Faltering US efforts to forge a united front with less powerful Asian countries in the face of an increasingly assertive China have resumed in earnest on Monday with US Secretary of State Hillary Rodham Clinton’s visit to Indonesia, a leading light of the 10-member ASEAN and the world’s most populous majority Muslim country. However, Clinton’s arrival in Jakarta was overshadowed by claims that US President Barack Obama’s administration is ignoring worsening political and human rights abuses in its haste to lock Indonesia and states such as Malaysia and Singapore into its 21st-century Asia-Pacific strategic vision in which China is strong, but constrained.
In Washington’s favored scenario, China becomes a sort of Gulliver-style giant held down and tied in place by feisty multitudes of tiny Lilliputians. What the state department may have forgotten is that, in Jonathan Swift’s tale, Gulliver and his undersized captors reach an uneasy accommodation, then fall out violently. To the US’ dismay, the last ASEAN summit, held in Phnom Penh in July, ended in unprecedented confusion after member governments failed to agree a final communique. US allies the Philippines and Vietnam wanted to insert a reference to China’s attempts to assert ownership over disputed, possibly oil-rich island territories in the South China Sea.
However, others were less ready to beard the Beijing behemoth. Cambodia, which hosted the meeting and is heavily dependent on Chinese aid and investment, blocked the proposed text. Now attention is switching to the next ASEAN summit in Phnom Penh in November. During a meeting in the Cook Islands on Friday last week with leaders of South Pacific island nations, Clinton pledged to continue helping to maintain security in the region and to protect the flow of maritime commerce. She also called on China to “act in a fair and transparent way” in the Pacific, the Wall Street Journal reported.
“We want them [China] to play a positive role in navigation and maritime security issues,” she said. “We want to see them contribute to sustainable development for the people of the Pacific, to protect the precious environment, including the ocean, and to pursue economic activity that will benefit the people.”
Some progress has been made on an agreement between ASEAN and China on a “code of conduct” for managing territorial disputes before they become flashpoints. However, Beijing continues to want to deal with such issues bilaterally, while the US believes the ASEAN countries will be more able to stand up for themselves if they act collectively in multilateral forums.
“The most important thing is that we end up in a diplomatic process where these issues are addressed in a strong diplomatic conversation between a unified ASEAN and China rather than through any kind of coercion,” a senior Clinton official said.
US involvement (many in China prefer to call it meddling) has deepened since Obama decided last year to switch attention and resources to the Asia-Pacific region as US commitments in the Middle East, Afghanistan and Europe ebbed.
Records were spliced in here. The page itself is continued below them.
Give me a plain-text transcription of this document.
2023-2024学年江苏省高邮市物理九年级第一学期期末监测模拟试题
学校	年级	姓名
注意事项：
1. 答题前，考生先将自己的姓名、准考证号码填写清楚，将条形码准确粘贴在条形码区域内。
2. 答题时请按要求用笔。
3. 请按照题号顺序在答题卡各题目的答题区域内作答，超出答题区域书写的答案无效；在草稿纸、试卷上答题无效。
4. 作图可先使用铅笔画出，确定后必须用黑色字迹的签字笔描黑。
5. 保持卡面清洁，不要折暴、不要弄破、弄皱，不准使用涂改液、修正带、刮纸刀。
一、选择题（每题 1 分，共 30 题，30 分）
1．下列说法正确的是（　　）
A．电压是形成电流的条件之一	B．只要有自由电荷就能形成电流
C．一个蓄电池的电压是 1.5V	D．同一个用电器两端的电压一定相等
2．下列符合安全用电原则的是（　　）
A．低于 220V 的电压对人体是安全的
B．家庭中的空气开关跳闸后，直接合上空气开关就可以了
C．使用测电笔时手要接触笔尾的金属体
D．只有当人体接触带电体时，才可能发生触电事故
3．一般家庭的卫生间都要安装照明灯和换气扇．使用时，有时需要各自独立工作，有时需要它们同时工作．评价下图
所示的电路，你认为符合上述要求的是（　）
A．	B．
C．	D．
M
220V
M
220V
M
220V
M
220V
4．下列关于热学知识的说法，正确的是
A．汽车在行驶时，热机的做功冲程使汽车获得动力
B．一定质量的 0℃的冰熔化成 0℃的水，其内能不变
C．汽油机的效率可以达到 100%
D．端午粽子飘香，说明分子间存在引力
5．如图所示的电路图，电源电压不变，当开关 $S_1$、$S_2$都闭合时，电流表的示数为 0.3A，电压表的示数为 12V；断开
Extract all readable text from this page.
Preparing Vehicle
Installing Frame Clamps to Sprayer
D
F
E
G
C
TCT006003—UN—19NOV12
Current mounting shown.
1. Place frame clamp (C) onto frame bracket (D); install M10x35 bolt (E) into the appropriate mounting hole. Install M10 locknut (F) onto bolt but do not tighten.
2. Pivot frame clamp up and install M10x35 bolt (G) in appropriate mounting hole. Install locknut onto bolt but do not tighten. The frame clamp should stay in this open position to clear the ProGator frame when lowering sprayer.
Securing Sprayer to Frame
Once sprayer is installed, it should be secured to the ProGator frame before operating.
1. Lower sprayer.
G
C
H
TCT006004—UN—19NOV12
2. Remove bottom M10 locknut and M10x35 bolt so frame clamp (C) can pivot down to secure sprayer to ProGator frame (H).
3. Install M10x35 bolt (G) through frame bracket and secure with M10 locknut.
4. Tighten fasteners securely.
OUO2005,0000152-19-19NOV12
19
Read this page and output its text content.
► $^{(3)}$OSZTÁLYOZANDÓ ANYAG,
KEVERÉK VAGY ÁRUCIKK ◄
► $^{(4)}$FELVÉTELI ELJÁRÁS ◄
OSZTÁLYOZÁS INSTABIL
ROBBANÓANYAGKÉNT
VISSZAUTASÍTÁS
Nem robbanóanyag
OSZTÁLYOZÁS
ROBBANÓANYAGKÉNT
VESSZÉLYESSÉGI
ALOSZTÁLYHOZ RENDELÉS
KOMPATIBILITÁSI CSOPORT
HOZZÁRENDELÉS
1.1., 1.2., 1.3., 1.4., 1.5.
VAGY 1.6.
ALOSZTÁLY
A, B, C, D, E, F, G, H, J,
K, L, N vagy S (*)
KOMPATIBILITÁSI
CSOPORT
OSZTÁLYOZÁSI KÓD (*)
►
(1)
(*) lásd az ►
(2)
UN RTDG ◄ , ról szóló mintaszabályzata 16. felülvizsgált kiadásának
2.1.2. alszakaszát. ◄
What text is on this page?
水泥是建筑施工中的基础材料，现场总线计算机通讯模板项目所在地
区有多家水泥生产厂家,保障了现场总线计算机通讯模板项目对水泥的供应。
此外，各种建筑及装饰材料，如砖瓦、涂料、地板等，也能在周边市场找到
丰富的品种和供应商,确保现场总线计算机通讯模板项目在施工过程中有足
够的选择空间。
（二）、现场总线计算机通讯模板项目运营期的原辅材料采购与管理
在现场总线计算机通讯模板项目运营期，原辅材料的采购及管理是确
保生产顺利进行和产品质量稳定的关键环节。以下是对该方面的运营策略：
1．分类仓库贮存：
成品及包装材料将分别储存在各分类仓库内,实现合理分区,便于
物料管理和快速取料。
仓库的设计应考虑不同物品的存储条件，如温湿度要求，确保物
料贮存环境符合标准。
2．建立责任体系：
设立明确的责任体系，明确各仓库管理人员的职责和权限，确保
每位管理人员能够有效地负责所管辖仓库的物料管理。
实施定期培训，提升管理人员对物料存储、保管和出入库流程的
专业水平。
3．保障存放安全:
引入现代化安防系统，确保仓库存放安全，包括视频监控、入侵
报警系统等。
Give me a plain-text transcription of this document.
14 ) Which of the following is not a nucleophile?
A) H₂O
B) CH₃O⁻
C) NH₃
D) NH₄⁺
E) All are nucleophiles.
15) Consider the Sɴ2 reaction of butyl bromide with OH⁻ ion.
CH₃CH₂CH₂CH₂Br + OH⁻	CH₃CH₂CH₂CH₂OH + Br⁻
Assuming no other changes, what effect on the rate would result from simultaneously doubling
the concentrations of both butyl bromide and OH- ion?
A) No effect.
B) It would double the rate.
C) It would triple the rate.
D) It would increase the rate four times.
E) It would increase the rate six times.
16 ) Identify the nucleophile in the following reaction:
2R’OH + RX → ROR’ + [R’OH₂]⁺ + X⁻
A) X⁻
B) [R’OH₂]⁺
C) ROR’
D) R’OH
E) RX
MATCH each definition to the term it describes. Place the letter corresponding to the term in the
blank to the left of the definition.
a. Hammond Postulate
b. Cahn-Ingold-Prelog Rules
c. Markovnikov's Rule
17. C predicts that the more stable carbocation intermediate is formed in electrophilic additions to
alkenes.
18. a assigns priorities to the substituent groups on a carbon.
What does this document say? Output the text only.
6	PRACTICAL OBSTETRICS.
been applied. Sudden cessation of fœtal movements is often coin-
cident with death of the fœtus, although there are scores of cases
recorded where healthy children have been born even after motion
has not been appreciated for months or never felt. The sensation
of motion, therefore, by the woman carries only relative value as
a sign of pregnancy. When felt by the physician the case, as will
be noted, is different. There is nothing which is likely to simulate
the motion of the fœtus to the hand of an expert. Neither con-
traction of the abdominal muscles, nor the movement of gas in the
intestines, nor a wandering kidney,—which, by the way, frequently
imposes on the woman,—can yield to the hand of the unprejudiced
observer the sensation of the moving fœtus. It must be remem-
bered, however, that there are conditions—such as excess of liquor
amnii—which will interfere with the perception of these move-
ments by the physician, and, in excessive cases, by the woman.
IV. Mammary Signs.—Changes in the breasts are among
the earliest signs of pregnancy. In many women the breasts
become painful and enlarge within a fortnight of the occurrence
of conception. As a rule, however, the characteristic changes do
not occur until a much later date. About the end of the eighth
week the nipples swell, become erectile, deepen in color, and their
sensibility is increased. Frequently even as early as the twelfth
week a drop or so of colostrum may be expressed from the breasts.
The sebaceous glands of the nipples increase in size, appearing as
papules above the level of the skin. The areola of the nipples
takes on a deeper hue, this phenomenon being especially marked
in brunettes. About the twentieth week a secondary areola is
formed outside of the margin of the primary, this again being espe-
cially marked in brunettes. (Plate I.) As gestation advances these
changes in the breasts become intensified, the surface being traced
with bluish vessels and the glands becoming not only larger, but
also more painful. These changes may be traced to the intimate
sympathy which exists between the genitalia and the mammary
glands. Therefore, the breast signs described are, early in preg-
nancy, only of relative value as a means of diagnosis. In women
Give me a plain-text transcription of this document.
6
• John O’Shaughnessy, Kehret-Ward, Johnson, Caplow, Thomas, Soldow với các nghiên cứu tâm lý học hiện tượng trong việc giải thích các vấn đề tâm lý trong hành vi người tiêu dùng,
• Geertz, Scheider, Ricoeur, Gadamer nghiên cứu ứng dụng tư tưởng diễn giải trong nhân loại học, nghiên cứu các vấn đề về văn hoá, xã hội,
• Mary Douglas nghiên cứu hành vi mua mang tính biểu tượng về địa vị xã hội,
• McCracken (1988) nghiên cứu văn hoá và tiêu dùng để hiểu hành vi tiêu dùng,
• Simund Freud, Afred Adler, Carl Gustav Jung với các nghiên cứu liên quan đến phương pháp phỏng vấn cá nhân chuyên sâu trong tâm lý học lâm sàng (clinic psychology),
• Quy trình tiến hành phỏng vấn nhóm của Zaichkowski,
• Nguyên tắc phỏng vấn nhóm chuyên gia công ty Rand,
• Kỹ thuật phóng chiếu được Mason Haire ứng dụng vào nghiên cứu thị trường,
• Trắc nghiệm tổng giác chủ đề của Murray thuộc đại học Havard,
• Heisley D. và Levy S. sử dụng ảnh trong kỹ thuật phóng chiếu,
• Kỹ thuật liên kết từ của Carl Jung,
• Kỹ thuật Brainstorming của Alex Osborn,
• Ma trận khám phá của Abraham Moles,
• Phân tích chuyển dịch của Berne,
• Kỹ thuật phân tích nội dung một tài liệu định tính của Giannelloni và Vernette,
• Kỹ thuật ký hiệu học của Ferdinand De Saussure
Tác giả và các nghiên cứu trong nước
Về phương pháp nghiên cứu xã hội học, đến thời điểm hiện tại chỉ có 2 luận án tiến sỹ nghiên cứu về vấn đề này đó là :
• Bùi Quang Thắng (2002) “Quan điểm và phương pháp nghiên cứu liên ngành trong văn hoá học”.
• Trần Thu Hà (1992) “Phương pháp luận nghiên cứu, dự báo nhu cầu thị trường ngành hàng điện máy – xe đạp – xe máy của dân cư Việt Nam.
In controversial remarks made in Vietnam two years ago, Clinton said freedom of navigation in the South China Sea was a US “national interest.”
Clinton has made numerous visits to the region since then. Later this week she will travel to Beijing to raise her concerns directly with China’s leaders. She will also visit Brunei, another ASEAN member. The US has formal defense arrangements with Japan, South Korea, the Philippines, Thailand and Australia, and close security partnerships with Taiwan, Singapore and Indonesia. The latter is valued as a Muslim, pro-Western business partner and an important counter-terrorism ally. Obama also announced new deployments and facilities in the Philippines and Australia. The other main areas of potential confrontation with China are the East China Sea, where Japan is embroiled in long-running disputes, and Taiwan.
Regardless of US assurances, growing fears about China’s long-term intentions are producing tangible changes.
“Military budgets are growing rapidly. China’s defense budget will nearly double in three years, Southeast Asian countries increased defense spending by an average of 13.5 percent in 2011, and Asia’s overall military spending will likely outstrip Europe’s for the first time this year,” Rowan Callick said in an article in Foreign Policy entitled Powder Keg in the Pacific.
The focus on security is in danger of obscuring other issues. Human Rights Watch said Indonesian authorities had failed adequately to address increasing incidents of mob violence by militant Islamist groups in Java and Sumatra against religious minorities, including the Ahmadiyah, Christians and Shiite Muslims.
“[US] Secretary Clinton should press the Indonesian government to take concrete steps to address rising religious intolerance. Indonesia needs to recognize that oppressive laws and policies against religious minorities fuel violence and discrimination,” Human Rights Watch said.
Clinton should also quiz her hosts about the detention of nearly 100 political prisoners, the rights group added.